27.4 Prior predictive checks

This is an old version, view current version.

Prior predictive checks generate data according to the prior in order to asses whether a prior is appropriate (Gabry et al. 2019). A posterior predictive check generates replicated data according to the posterior predictive distribution. In contrast, the prior predictive check generates data according to the prior predictive distribution, $y^{\textrm{sim}} \sim p(y).$ The prior predictive distribution is just like the posterior predictive distribution with no observed data, so that a prior predictive check is nothing more than the limiting case of a posterior predictive check with no data.

This is easy to carry out mechanically by simulating parameters $\theta^{\textrm{sim}} \sim p(\theta)$ according to the priors, then simulating data $y^{\textrm{sim}} \sim p(y \mid \theta^{\textrm{sim}})$ according to the sampling distribution given the simulated parameters. The result is a simulation from the joint distribution, $(y^{\textrm{sim}}, \theta^{\textrm{sim}}) \sim p(y, \theta)$ and thus $y^{\textrm{sim}} \sim p(y)$ is a simulation from the prior predictive distribution.

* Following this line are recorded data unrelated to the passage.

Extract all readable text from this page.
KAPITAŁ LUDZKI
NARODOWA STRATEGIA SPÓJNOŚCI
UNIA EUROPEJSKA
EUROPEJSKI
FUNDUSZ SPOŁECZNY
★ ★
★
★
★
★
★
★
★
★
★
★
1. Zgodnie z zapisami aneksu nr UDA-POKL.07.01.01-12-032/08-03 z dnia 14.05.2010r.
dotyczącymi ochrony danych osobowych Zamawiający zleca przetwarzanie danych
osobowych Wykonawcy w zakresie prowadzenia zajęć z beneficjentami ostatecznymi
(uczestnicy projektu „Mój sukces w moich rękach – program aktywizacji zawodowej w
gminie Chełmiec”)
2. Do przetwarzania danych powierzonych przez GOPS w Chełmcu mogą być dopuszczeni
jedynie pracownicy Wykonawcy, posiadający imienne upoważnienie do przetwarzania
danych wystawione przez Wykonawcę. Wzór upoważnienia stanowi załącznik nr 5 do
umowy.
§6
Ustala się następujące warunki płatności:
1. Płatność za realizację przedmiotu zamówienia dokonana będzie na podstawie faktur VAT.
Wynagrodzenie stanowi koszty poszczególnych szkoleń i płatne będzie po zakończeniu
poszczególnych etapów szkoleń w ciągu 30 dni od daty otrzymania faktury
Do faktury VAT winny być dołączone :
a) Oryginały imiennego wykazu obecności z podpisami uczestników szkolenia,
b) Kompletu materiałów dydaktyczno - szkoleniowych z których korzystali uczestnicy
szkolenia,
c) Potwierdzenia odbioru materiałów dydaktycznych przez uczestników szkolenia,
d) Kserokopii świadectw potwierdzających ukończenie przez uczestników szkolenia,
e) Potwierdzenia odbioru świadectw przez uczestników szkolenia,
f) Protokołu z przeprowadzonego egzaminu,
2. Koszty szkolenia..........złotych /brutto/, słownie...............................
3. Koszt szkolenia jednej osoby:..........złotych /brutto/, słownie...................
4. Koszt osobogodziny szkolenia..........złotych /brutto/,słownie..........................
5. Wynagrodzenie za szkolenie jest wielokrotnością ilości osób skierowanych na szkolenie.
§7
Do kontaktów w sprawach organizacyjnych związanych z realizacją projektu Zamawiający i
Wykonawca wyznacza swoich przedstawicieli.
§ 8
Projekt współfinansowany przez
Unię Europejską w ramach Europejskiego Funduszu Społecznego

27.4.1 Coding prior predictive checks in Stan

A prior predictive check is coded just like a posterior predictive check. If a posterior predictive check has already been coded and it’s possible to set the data to be empty, then no additional coding is necessary. The disadvantage to coding prior predictive checks as posterior predictive checks with no data is that Markov chain Monte Carlo will be used to sample the parameters, which is less efficient than taking independent draws using random number generation.

Prior predictive checks can be coded entirely within the generated quantities block using random number generation. The resulting draws will be independent. Predictors must be read in from the actual data set—they do not have a generative model from which to be simulated. For a Poisson regression, prior predictive sampling can be encoded as the following complete Stan program.

data {
  int<lower = 0> N;
  vector[N] x;
}
generated quantities {
  real alpha = normal_rng(0, 1);
  real beta = normal_rng(0, 1);
  real y_sim[N] = poisson_log_rng(alpha + beta * x);
}

Running this program using Stan’s fixed-parameter sampler yields draws from the prior. These may be plotted to consider their appropriateness.

References

Gabry, Jonah, Daniel Simpson, Aki Vehtari, Michael Betancourt, and Andrew Gelman. 2019. “Visualization in Bayesian Workflow.” Journal of the Royal Statistical Society: Series A (Statistics in Society) 182 (2): 389–402.